|Newer Rottne with load|
|Picking up a log|
The photos here present a Rottne Forwarder. This machine is an integral part of the 'Cut to Length' (CTL) logging methodology. In handling small wood, a mechanical harvester makes the first pass through the woods selecting trees to be removed, typically small trees (relatively speaking) or at least ones that need to be culled or thinned. They are mechanically cut and processed into logs and left in small piles in the woods. Typically in this type of harvest the logs are less than 12" in diameter--usually a lot less and are limbed and cut to 16-18 foot lengths.
The forwarder is then driven around the woods and the logs are collected and 'forwarded' to a location where they can be loaded on a truck for market. A log pile awaiting such fate is shown in the third photo. Dense stands of timber typically have many more stems per acre than can survive or which can grow to a large size. This technology is useful for removing the 'excess stems' shortly after they are big enough to be merchantable. The logs here will be processed at the mill into 2x4s.

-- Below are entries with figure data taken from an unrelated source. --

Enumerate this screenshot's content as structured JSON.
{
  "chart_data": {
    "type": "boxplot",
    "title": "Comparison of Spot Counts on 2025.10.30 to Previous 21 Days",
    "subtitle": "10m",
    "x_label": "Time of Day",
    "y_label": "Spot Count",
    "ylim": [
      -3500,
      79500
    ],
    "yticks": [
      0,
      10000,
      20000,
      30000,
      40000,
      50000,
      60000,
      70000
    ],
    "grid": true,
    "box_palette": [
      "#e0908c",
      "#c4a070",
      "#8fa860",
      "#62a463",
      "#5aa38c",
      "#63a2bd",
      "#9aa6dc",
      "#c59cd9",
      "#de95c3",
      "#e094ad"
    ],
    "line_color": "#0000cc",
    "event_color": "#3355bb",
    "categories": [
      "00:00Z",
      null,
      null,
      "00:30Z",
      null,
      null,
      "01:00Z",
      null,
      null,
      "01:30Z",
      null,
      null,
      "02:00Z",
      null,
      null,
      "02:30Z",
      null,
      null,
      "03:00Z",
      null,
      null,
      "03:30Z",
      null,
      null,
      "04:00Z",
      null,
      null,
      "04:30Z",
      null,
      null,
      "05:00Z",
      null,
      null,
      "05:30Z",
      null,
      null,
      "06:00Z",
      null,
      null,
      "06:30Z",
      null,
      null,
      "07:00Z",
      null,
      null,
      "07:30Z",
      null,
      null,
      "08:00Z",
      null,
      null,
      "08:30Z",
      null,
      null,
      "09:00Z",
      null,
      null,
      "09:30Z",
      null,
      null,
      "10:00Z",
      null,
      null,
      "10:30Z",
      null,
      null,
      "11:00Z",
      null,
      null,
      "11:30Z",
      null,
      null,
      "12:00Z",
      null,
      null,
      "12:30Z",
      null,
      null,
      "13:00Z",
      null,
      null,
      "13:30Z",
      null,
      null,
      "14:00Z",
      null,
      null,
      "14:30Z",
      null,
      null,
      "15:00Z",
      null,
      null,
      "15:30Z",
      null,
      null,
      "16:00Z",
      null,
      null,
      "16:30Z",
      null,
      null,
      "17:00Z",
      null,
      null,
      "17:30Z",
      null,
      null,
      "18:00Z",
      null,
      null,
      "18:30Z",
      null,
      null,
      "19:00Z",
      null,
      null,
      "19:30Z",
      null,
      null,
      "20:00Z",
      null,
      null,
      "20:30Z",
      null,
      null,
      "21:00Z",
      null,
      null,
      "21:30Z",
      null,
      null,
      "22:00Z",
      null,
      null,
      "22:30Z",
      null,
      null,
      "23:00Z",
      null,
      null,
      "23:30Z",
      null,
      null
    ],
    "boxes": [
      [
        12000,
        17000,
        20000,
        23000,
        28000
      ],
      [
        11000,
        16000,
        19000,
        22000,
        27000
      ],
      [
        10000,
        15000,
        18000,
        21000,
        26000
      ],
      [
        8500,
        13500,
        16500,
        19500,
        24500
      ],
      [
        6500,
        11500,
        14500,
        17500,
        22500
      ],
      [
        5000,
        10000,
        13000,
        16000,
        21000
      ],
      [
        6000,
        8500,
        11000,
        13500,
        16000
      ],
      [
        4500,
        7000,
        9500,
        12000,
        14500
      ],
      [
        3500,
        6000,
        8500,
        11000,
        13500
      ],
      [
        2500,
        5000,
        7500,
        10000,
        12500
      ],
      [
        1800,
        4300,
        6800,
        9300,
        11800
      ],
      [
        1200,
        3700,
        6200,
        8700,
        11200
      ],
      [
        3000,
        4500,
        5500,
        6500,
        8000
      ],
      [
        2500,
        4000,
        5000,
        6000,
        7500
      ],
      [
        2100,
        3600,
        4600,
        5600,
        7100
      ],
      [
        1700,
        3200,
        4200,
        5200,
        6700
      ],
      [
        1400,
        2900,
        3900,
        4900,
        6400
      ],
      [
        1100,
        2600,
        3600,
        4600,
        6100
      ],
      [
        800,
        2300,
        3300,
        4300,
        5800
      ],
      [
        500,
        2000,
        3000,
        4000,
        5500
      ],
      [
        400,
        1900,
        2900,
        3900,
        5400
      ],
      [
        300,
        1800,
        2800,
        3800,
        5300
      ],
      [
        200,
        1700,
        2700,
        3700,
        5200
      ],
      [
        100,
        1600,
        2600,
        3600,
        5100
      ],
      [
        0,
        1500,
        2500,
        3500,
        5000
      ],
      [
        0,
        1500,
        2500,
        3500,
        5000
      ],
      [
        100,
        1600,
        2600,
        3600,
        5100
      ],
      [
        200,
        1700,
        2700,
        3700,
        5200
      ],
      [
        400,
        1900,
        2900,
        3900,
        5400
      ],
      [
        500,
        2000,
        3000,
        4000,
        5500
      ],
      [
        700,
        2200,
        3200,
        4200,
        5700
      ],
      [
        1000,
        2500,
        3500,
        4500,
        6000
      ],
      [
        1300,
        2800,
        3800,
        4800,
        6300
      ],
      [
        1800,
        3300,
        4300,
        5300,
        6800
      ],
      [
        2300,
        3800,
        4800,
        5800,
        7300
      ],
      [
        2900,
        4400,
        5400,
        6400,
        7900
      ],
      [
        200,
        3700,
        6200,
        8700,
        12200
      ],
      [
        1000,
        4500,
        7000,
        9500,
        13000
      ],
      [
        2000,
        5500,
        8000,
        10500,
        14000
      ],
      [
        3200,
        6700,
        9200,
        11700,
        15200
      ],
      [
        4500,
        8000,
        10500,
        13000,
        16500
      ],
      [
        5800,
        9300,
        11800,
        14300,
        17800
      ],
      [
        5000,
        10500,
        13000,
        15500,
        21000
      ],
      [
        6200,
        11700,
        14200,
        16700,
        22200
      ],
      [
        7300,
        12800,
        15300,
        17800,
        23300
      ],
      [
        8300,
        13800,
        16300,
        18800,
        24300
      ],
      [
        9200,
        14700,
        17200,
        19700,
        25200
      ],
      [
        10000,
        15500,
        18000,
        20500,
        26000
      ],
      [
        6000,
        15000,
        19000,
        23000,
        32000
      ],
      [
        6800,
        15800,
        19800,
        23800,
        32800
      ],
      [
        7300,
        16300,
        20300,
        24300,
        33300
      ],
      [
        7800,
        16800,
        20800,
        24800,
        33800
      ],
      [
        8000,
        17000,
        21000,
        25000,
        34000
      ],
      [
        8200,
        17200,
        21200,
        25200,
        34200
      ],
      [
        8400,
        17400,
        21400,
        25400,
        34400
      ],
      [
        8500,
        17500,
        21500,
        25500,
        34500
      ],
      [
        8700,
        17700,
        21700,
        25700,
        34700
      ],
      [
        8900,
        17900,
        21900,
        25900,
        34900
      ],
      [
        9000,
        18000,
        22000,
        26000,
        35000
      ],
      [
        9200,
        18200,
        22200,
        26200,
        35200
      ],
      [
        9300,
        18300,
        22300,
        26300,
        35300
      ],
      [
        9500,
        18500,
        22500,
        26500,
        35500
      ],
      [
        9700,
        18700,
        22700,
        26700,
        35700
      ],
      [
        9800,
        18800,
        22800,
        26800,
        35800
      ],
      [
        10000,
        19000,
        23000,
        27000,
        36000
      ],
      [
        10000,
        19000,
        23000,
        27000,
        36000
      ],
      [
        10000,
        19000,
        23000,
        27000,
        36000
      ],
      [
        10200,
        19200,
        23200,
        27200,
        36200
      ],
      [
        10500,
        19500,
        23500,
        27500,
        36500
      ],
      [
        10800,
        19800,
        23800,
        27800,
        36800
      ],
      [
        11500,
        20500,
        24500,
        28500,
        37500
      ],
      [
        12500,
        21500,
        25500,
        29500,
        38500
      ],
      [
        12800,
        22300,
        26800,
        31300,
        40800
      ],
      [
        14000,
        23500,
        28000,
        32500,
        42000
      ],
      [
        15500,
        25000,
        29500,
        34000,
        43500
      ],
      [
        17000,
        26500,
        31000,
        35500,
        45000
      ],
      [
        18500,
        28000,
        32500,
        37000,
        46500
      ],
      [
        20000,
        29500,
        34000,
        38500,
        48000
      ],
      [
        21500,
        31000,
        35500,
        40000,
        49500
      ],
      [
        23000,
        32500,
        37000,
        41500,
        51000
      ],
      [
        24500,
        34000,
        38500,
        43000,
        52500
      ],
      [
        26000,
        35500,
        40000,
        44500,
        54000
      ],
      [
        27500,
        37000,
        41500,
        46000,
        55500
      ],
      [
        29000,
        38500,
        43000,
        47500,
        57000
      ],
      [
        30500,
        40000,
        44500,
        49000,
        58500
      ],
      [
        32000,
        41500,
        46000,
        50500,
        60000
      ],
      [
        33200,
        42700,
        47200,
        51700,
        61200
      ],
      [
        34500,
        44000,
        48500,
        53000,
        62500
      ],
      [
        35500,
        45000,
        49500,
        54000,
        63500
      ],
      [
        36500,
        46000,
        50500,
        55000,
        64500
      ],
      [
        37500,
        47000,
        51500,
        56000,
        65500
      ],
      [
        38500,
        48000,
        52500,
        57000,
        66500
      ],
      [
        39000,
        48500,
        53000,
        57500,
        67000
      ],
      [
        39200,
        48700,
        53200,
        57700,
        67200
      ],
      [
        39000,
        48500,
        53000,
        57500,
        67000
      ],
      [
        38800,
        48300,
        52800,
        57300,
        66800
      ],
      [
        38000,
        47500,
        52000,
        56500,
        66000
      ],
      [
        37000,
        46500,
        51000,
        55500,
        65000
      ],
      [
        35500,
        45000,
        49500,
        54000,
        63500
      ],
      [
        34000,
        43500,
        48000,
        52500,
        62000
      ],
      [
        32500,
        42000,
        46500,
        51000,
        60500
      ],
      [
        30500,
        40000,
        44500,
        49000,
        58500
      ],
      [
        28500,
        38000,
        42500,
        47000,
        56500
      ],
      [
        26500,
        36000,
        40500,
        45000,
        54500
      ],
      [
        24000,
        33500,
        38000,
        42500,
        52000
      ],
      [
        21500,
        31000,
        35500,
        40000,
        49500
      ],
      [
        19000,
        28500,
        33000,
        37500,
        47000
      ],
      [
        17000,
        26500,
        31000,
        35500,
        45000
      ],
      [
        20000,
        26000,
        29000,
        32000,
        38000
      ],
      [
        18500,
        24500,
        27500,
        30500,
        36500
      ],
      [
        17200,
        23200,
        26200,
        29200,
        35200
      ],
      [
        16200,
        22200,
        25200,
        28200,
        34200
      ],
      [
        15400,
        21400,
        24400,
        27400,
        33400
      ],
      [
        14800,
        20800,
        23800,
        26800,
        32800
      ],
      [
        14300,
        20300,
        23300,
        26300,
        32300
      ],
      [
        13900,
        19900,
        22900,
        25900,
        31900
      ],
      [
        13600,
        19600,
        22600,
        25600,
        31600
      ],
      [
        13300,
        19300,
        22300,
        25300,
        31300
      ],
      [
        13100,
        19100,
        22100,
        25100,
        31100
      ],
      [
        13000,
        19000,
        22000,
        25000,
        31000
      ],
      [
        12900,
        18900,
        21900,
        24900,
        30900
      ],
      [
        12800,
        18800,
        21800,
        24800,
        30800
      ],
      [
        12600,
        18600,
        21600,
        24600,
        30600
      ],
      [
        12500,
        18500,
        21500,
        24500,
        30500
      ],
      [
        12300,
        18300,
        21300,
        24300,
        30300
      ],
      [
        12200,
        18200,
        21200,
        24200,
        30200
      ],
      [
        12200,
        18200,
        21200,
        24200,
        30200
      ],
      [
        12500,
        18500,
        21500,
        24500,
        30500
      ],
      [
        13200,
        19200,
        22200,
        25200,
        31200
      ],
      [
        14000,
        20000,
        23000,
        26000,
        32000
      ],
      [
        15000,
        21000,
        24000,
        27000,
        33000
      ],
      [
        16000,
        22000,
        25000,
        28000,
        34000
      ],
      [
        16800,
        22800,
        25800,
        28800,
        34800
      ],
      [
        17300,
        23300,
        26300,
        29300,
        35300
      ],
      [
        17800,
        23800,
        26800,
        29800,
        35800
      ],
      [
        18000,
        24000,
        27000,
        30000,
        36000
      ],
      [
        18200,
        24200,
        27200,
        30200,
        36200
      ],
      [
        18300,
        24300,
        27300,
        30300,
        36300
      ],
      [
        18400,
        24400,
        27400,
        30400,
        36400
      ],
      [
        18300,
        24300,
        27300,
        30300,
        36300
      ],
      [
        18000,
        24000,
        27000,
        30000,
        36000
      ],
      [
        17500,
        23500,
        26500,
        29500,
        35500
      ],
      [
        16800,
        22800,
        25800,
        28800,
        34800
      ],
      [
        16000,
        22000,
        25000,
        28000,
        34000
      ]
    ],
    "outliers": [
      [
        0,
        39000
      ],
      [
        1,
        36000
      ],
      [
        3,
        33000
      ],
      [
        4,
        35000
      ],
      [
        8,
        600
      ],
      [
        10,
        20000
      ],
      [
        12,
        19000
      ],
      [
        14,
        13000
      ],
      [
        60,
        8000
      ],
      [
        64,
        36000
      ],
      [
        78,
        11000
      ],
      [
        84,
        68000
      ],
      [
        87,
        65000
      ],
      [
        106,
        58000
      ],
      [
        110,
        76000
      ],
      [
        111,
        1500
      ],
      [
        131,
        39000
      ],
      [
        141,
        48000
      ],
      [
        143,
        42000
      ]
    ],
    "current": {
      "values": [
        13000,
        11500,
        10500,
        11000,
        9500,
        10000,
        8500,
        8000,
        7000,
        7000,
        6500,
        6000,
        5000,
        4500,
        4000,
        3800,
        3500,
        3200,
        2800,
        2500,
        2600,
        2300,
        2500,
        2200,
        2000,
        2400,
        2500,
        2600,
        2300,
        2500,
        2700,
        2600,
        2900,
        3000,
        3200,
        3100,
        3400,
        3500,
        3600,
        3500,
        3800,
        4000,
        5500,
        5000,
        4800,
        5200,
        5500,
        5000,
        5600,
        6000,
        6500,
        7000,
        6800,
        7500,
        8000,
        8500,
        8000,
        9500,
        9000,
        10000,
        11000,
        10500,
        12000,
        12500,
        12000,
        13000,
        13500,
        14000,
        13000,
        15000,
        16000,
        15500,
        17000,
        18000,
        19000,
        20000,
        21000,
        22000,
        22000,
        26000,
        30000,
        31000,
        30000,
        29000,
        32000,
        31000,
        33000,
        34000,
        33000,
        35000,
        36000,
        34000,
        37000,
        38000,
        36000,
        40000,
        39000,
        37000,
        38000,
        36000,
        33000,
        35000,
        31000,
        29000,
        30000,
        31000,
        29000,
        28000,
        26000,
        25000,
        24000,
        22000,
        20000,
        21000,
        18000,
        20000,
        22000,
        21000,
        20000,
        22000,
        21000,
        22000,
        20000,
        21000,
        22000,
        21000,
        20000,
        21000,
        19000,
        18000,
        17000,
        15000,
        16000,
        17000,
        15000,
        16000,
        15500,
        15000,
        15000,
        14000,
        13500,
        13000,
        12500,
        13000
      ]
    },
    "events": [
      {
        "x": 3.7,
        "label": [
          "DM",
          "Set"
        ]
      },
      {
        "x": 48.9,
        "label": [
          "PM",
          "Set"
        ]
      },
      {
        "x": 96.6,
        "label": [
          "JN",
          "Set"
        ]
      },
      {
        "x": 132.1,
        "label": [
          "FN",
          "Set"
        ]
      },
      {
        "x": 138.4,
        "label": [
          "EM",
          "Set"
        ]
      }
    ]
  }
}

As for the machine itself, it is not quite you you think it is. The front unit is actually a Ford farm tractor (less front axle) with the rear unit and the cab being manufactured by Rottne. This machine belongs ot a neighbor but it ended up in our shop, and amazingly you can access the transmission by blocking the machine up, removing the tires (from the front unit) undoing a few bolts and pivoting the tractor part out from under the cab (the axle goes down and the engine goes up).
With equal amazement, the rear unit (the log carrier) is drive off the tractor PTO complete with the standard farm splined shaft with a drive line slipped on it. You would never expect walking up to this machine that you were looking at a Ford farm tractor with a fancy trailer, but that is in essence what it is.
The cab is large and a rotating seat is provided so you can swivel around inside the cab and tend to the controls required to operate the knuckleboom log loader shown here in the stowed position. It seems like a strange machine, but it actually works fairly efficiently for its intended task. Forwarders, however, do have a lot of moving parts, and are regarded in the industry as 'high maintenance items'.